John Hughes

Personal information
- Full name: John Gareth Hughes
- Born: 3 May 1971 (age 55) Wellingborough, Northamptonshire
- Batting: Right-handed
- Bowling: Right-arm medium

Domestic team information
- 1990–1997: Northamptonshire
- 1998–2001: Bedfordshire

Career statistics
| Competition | First-class | List A |
| Matches | 20 | 21 |
| Runs scored | 128 | 119 |
| Batting average | 5.33 | 9.91 |
| 100s/50s | 0/0 | 0/0 |
| Top score | 17 | 30 |
| Balls bowled | 2,725 | 758 |
| Wickets | 37 | 14 |
| Bowling average | 43.83 | 43.21 |
| 5 wickets in innings | 1 | 0 |
| 10 wickets in match | 0 | 0 |
| Best bowling | 5/69 | 3/17 |
| Catches/stumpings | 5/– | 3/– |
- Source: Cricinfo, 31 October 2011

= John Hughes (cricketer, born 1971) =

English cricketer

John Gareth Hughes (born 3 May 1971) is a former English cricketer. Hughes was a right-handed batsman who bowled right-arm medium pace. He was born in Wellingborough, Northamptonshire.

Hughes made his first-class cricket debut for Northamptonshire against Surrey in the 1990 County Championship. He made nineteen first-class appearances for the county, the last of which came against Hampshire in the 1997 County Championship.

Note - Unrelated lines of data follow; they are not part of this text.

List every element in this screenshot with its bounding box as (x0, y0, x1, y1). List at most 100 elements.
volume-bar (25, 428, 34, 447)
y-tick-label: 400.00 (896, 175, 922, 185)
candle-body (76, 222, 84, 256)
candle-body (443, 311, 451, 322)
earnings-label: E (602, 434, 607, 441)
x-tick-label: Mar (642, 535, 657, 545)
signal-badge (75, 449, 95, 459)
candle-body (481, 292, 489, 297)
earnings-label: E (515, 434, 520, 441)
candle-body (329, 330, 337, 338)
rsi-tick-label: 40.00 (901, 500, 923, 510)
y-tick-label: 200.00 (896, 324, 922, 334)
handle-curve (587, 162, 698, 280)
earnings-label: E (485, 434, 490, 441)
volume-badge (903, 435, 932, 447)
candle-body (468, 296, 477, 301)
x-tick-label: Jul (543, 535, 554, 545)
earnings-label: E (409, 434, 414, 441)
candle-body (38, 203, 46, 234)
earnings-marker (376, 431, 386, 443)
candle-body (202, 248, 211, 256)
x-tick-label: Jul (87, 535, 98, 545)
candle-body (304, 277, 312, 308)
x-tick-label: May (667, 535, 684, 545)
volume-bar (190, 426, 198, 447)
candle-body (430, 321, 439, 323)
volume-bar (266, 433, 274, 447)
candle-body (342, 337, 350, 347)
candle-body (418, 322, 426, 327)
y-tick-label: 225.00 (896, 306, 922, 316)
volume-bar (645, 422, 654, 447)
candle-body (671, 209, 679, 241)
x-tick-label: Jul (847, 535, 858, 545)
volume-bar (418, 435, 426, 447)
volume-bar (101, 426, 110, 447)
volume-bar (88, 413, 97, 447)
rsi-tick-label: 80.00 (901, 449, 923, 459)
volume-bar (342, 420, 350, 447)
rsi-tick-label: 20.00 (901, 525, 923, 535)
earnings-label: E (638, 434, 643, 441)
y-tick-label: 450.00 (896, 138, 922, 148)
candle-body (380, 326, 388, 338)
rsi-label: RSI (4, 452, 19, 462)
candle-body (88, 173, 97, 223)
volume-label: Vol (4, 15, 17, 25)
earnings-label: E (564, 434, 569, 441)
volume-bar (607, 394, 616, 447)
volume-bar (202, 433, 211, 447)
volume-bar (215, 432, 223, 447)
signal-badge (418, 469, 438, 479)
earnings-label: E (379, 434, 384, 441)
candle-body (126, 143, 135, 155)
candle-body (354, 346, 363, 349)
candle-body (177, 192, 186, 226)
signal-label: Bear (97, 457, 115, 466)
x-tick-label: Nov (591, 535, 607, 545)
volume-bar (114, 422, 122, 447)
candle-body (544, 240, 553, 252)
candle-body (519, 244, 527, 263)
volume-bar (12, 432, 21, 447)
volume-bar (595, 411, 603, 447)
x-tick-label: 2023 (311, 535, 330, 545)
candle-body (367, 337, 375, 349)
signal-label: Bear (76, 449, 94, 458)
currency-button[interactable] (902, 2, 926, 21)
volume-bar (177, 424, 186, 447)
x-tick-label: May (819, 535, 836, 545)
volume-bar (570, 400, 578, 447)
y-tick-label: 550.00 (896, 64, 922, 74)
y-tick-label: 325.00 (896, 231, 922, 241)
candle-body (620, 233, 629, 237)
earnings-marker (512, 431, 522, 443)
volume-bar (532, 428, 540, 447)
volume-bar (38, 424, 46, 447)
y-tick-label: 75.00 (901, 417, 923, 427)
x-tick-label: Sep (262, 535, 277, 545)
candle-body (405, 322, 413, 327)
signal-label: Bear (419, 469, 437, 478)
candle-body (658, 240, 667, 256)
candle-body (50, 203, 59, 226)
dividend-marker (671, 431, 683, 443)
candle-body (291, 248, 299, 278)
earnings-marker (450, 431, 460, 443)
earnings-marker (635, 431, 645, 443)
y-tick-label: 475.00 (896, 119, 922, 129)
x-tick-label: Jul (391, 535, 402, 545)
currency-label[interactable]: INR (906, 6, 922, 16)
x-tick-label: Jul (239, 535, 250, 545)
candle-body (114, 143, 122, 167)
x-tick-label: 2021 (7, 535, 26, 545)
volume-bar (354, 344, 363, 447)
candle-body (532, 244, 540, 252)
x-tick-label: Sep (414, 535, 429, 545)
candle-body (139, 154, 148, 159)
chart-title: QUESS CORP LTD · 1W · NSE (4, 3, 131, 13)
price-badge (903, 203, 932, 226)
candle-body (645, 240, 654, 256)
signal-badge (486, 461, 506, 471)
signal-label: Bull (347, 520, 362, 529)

A bowler, Hughes took 37 wickets at an average of 43.83, with best figures of 5/69. These figures, his only five wicket haul, came against Hampshire in 1994. A tailend batsman, Hughes scored 128 runs at a batting average of 5.33, with a high score of 17. He made his List A debut against Nottinghamshire in the 1990 Refuge Assurance League. He made nine further List A appearances for Northamptonshire, the last of which came against the touring Australians in 1997. He took 6 wickets in his ten matches, which came at an average of 43.83 and best figures of 2/39. While playing for Northamptonshire he also undertook university studies, in doing so he appeared once for the Combined Universities in the 1994 Benson & Hedges Cup.

Leaving Northamptonshire at the end of the 1997 season, he proceeded to join Bedfordshire for the 1998 season. He made his debut for the county in the MCCA Knockout Trophy against the Surrey Cricket Board. Between 1998 and 2001, he made 24 Minor Counties Championship appearances and sixteen MCCA Knockout Trophy appearances. He made his first List A appearance for Bedfordshire in the 1998 NatWest Trophy against Glamorgan, and between 1998 and 2001 he made nine further List A appearances for the county, the last of which came against Devon in the 2nd round of the 2002 Cheltenham & Gloucester Trophy, which was played in 2001 to avoid fixture congestion the following season. In his ten List A appearances for Bedfordshire, he took 8 wickets at an average of 39.37, with best figures of 3/17, while with the bat he scored 77 runs at an average of 12.83, with a high score of 30.